I want so show the following: For $p \in [1, \infty)$ consider $f \in L^p(\mathbb{R})$ and the sequence $(f_n)_n$ such that $f_n \in L^p(\mathbb{R})$ for $n \in \mathbb{N}$. Show that, if $f_n$ converges to $f$ in $L^p$, then $(f_n)_n$ has a subsequence $(f_{n_k})_k$, such that $f_{n_k}(x) \rightarrow f(x)$ for $k \rightarrow \infty$ a.e on $x \in \mathbb{R}$.
My attempt:
Since $f_n \rightarrow f \in L^p$ we get $||f_n-f||^p_p \rightarrow 0$, i.e.
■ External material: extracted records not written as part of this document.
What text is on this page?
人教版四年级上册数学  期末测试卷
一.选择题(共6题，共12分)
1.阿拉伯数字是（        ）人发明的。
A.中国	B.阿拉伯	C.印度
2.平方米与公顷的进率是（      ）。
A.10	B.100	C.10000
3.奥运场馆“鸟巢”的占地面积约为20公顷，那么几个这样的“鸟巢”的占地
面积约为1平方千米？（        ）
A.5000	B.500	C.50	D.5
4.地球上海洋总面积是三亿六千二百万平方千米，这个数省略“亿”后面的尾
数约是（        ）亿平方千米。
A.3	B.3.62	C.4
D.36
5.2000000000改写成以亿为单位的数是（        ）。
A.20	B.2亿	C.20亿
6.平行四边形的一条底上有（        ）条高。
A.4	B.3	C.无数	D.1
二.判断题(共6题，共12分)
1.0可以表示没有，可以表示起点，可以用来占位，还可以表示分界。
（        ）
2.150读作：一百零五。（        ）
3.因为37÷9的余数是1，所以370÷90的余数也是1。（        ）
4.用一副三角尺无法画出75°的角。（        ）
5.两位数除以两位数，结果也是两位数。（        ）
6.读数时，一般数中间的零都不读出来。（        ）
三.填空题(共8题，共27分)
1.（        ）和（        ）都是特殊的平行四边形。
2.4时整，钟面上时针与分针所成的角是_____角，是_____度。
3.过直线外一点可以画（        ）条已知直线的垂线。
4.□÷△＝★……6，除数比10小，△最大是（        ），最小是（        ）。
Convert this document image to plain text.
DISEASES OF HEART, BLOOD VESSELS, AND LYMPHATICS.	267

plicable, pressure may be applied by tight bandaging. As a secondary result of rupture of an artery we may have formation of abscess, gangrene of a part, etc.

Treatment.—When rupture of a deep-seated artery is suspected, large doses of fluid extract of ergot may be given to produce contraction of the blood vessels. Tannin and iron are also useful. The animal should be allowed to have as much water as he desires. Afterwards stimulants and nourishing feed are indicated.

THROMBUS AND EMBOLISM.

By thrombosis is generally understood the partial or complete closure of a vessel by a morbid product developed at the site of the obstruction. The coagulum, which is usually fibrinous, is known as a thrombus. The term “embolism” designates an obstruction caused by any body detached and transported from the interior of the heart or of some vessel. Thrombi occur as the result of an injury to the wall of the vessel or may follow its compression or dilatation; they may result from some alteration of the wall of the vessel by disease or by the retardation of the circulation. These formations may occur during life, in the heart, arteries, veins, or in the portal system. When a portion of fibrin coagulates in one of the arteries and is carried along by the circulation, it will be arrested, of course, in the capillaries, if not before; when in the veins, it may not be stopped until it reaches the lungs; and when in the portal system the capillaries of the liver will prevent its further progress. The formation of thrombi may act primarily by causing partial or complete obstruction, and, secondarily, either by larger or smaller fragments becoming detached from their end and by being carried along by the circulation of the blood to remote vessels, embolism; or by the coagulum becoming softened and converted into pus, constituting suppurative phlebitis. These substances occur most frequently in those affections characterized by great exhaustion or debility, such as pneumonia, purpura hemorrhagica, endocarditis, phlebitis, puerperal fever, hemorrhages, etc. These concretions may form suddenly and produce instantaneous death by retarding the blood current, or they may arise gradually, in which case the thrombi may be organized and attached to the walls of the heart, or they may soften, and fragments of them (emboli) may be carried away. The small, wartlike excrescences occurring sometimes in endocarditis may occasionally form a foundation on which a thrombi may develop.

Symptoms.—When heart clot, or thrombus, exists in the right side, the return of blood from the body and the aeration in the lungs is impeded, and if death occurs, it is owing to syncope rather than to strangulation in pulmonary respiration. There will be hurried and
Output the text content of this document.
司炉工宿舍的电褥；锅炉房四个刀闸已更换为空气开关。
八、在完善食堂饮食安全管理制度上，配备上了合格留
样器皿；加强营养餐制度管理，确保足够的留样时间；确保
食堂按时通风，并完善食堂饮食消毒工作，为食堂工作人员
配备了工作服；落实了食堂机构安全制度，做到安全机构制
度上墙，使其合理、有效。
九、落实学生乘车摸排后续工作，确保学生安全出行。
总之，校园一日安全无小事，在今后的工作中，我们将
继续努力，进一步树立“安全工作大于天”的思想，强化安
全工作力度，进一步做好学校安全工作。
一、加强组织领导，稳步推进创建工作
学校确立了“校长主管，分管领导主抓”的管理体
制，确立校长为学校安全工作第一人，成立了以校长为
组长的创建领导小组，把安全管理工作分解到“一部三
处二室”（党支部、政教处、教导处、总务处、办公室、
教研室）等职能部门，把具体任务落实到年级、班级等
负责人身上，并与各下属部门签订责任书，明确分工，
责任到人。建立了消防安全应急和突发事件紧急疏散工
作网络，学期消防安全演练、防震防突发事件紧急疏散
$\int_{\mathbb{R}} |f_n(x)-f(x)| \mu(dx) \rightarrow 0$ a.e
thus $|f_n(x)-f(x)| \rightarrow 0$, a.e.
My problem is, that I am not really sure, if we showed that $\lim_{n \rightarrow \infty} ||f_n-f||_p=0 \Rightarrow \lim_{n \rightarrow \infty }f_n=f \text{ a.e } \text{ on } \mathbb{R}$.
I tried to prove this statement, but wasn't able to.
So, my question is how to show that $\lim_{n \rightarrow \infty} ||f_n-f||_p=0 \Rightarrow \lim_{n \rightarrow \infty }f_n=f \text{ a.e } \text{ on } \mathbb{R}$.
(If my approach is correct, else how do I show the statement in the beginning.)